American companies are now banned from selling to those on the list unless they get government permission. The agency said these firms acted against U.S. national security and foreign policy. That includes tech tied to exascale computing and quantum technology — stuff that processes massive amounts of data and pushes the military edge.

Dozens of Chinese entities were targeted for helping develop advanced AI, high-performance chips, and supercomputers for military use. Two companies were flagged for supplying restricted tech to Huawei and its chip unit HiSilicon.

In total, 27 Chinese firms were blacklisted for trying to use U.S. tech for military modernization. Another seven companies were linked to quantum computing advances. Even six subsidiaries of Inspur Group — a Chinese cloud company already banned by Biden in 2023 — made the list again.

China’s foreign ministry wasn’t happy. It said Wednesday that it “strongly condemns” the move and urged the U.S. to “stop generalizing national security,” according to Reuters.

The blacklist also took aim at anyone helping China access tech through backdoors. Alex Capri, from the National University of Singapore, said it’s about targeting third countries, transit points, and intermediaries. He said some Chinese firms got U.S. dual-use tech using loopholes.

“U.S. officials will continue to step up tracking and tracing operations aimed at the smuggling of advanced semiconductors made by Nvidia and Advanced Micro Devices,” Capri said.

AI helps offset earnings hit as tariffs rise again

Chinese businesses aren’t just building AI for show. They’re trying to stay profitable while tariffs tighten the noose again. Ding Wenjie, investment strategist at China Asset Management, said the AI boom is lifting earnings expectations. That’s critical because profit numbers will show whether China’s economy is actually bouncing back or still dragging under Trump’s new tariffs.

Analysts think AI tools will help cut costs and soften the blow from slowed growth. With AI running workflows and generating content, firms can do more with less — fast.

But the hit is real. Back in February, Goldman Sachs said if the U.S. slaps a 20% tariff hike on Chinese goods, corporate profits in Hong Kong dollar terms could drop by 5%.

And it’s not just about earnings or products anymore. The U.S. and China are headed for something bigger. After a trip to China, New York Times columnist Thomas Friedman said the urgent topic isn’t Taiwan or tariffs — it’s AI. He compared it to nuclear arms talks during the Cold War.

Friedman thinks U.S.-China AI cooperation might need a global agreement, just like the one Washington had with Moscow back in the day.

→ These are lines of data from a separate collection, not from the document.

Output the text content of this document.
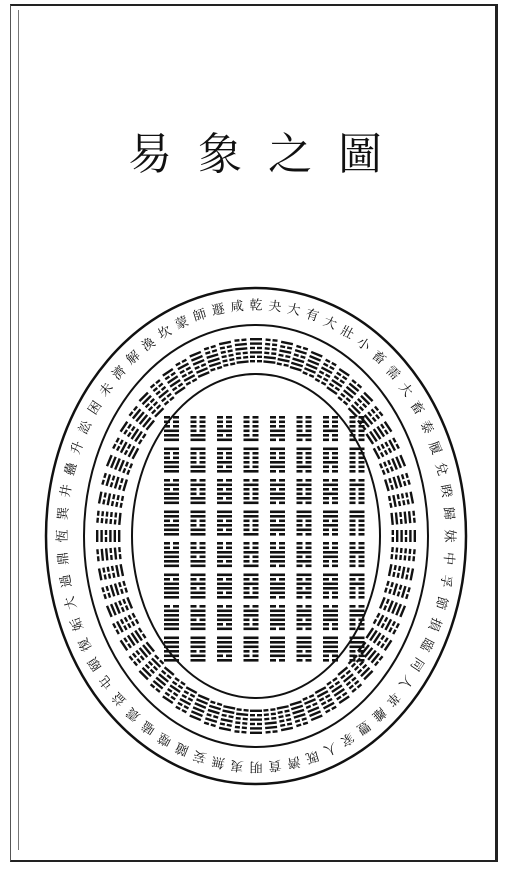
易象之圖
乾 夬 大 有 大
壯
小
畜
需
大
畜
泰
履
兌
睽
歸
妹
中
孚
節
損
臨
同
人
革
離
豐
家
人
既
濟
賁
明
夷
無
妄
隨
噬
嗑
震
益
屯
頤
復
姤
大
過
鼎
恆
巽
井
蠱
升
訟
困
未
濟
解
渙
坎
蒙 師 遯 咸
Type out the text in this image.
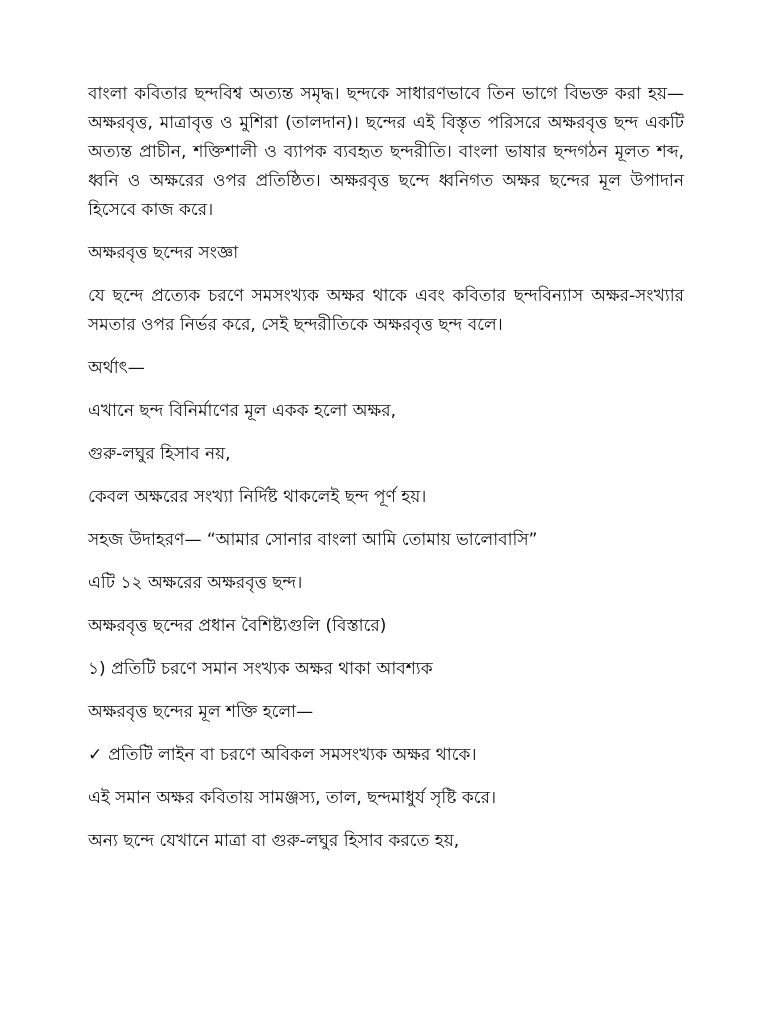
বাংলা কবিতার ছন্দবিশ্ব অত্যন্ত সমৃদ্ধ। ছন্দকে সাধারণভাবে তিন ভাগে বিভক্ত করা হয়— অক্ষরবৃত্ত, মাত্রাবৃত্ত ও মুশিরা (তালদান)। ছন্দের এই বিস্তৃত পরিসরে অক্ষরবৃত্ত ছন্দ একটি অত্যন্ত প্রাচীন, শক্তিশালী ও ব্যাপক ব্যবহৃত ছন্দরীতি। বাংলা ভাষার ছন্দগঠন মূলত শব্দ, ধ্বনি ও অক্ষরের ওপর প্রতিষ্ঠিত। অক্ষরবৃত্ত ছন্দে ধ্বনিগত অক্ষর ছন্দের মূল উপাদান হিসেবে কাজ করে।

অক্ষরবৃত্ত ছন্দের সংজ্ঞা

যে ছন্দে প্রত্যেক চরণে সমসংখ্যক অক্ষর থাকে এবং কবিতার ছন্দবিন্যাস অক্ষর-সংখ্যার সমতার ওপর নির্ভর করে, সেই ছন্দরীতিকে অক্ষরবৃত্ত ছন্দ বলে।

অর্থাৎ—

এখানে ছন্দ বিনির্মাণের মূল একক হলো অক্ষর,

গুরু-লঘুর হিসাব নয়,

কেবল অক্ষরের সংখ্যা নির্দিষ্ট থাকলেই ছন্দ পূর্ণ হয়।

সহজ উদাহরণ— “আমার সোনার বাংলা আমি তোমায় ভালোবাসি”

এটি ১২ অক্ষরের অক্ষরবৃত্ত ছন্দ।

অক্ষরবৃত্ত ছন্দের প্রধান বৈশিষ্ট্যগুলি (বিস্তারে)

১) প্রতিটি চরণে সমান সংখ্যক অক্ষর থাকা আবশ্যক

অক্ষরবৃত্ত ছন্দের মূল শক্তি হলো—

✓ প্রতিটি লাইন বা চরণে অবিকল সমসংখ্যক অক্ষর থাকে।

এই সমান অক্ষর কবিতায় সামঞ্জস্য, তাল, ছন্দমাধুর্য সৃষ্টি করে।

অন্য ছন্দে যেখানে মাত্রা বা গুরু-লঘুর হিসাব করতে হয়,
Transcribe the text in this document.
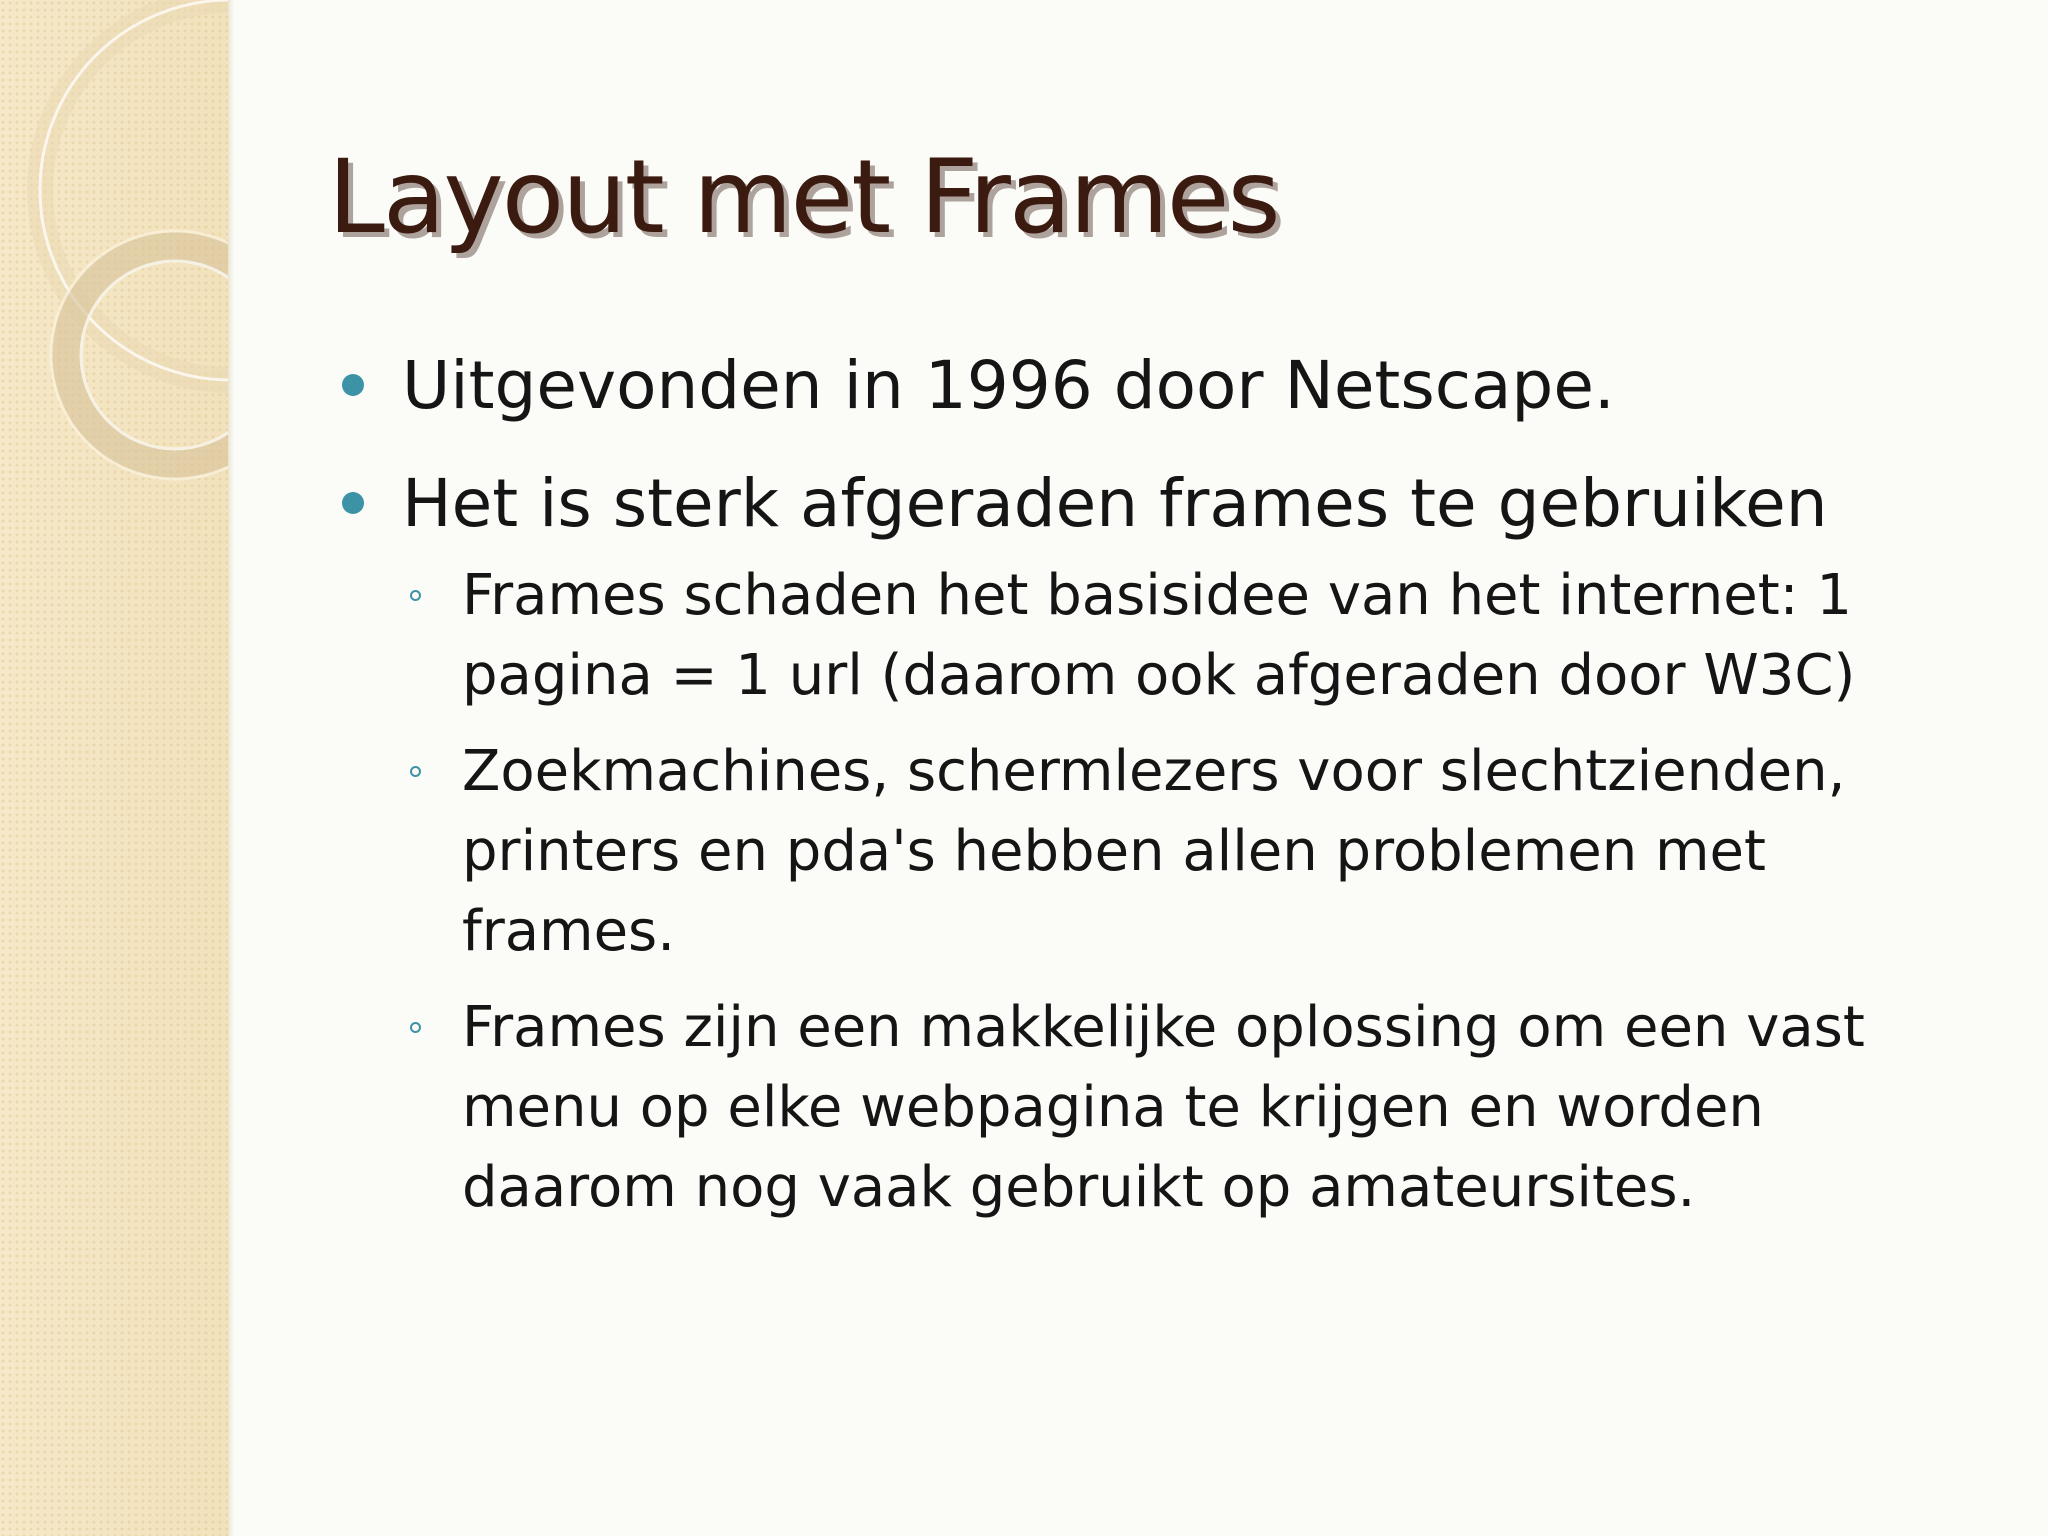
Layout met Frames
Uitgevonden in 1996 door Netscape.
Het is sterk afgeraden frames te gebruiken
Frames schaden het basisidee van het internet: 1
pagina = 1 url (daarom ook afgeraden door W3C)
Zoekmachines, schermlezers voor slechtzienden,
printers en pda's hebben allen problemen met
frames.
Frames zijn een makkelijke oplossing om een vast
menu op elke webpagina te krijgen en worden
daarom nog vaak gebruikt op amateursites.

That’s how seriously some folks are taking this tech war.

Meanwhile, DeepSeek, a rising AI startup in China, is driving adoption of low-cost, open-source AI models. These are the opposite of the expensive, proprietary models pushed by American giants. DeepSeek’s rise is turning up the heat on those U.S. firms and giving China more local firepower.

The Trump administration isn’t backing off either. It already rolled out sweeping export bans on chips, servers, and anything tied to high-performance computing under its “small yard, high fence” policy. That means the U.S. is trying to block a tight set of sensitive tech, while letting everything else flow normally.

Jeffrey I. Kessler, Under Secretary for Industry and Security, said they’re sending a “clear, resounding message” that Trump will block U.S. tech from being used in military drones, hypersonic weapons, and aircraft training.

“The entity list is one of many powerful tools at our disposal,” Kessler said, “to identify and cut off foreign adversaries seeking to exploit American technology for malign purposes.”

China might be locked out, but it’s not slowing down. Companies are still building, launching, and finding ways to work around the wall. Whether that holds — or cracks — is what comes next.